The host data is available to Canadian and international researchers from different disciplines, whether they’re in academia, private industry, or hospitals. Our analysis of each data request is based on the research question the team is seeking to answer. We look at the qualifications of the research team members, and the scientific merit and feasibility of the project. Researchers have typically had a research ethics board approve the project or provide a waiver before it comes to us. Once the DAC approves the application,  an agreement is signed and access is given for one year. HostSeq is built for Canadian contribution and accessibility, but also with the goal of international participation.

How is patient privacy protected?

HostSeq has strict data security and privacy safeguards in place, which we take very seriously. The database does not collect or store information that directly identifies participants. As mentioned earlier, when controlled data is provided to researchers, they must also sign an agreement, which binds them and their institution(s) to very clear conditions.
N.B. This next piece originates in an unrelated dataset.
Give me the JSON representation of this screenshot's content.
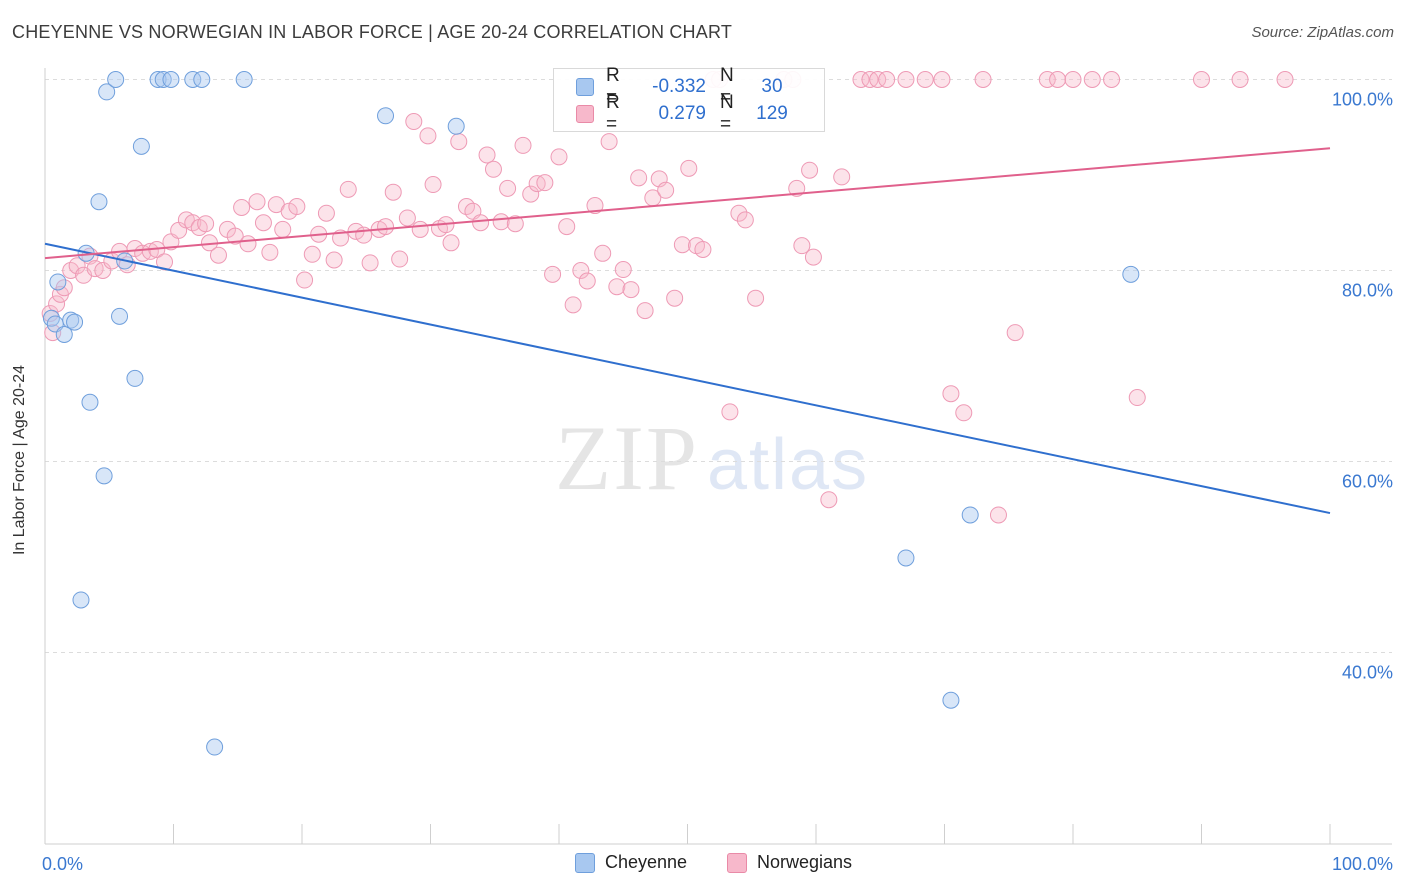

For example, researchers cannot share data from HostSeq with unauthorized parties. For us, this is a matter of reciprocity. When participants share their data with us, they expect, among other things, that we protect their confidentiality and respect their contributions. Doing so will only sustain the trust that is at the core of these endeavors.


The Canadian COVID-19 Genomics Network (CanCOGeN) is on a mission to respond to COVID-19 by generating accessible and usable data from viral and host genomes to inform public health and policy decisions, and guide treatment and vaccine development. This pan-Canadian consortium is led by Genome Canada, in partnership with six regional Genome Centres, the National Microbiology Lab and provincial public health labs, genome sequencing centres (through CGEn), hospitals, academia and industry across the country.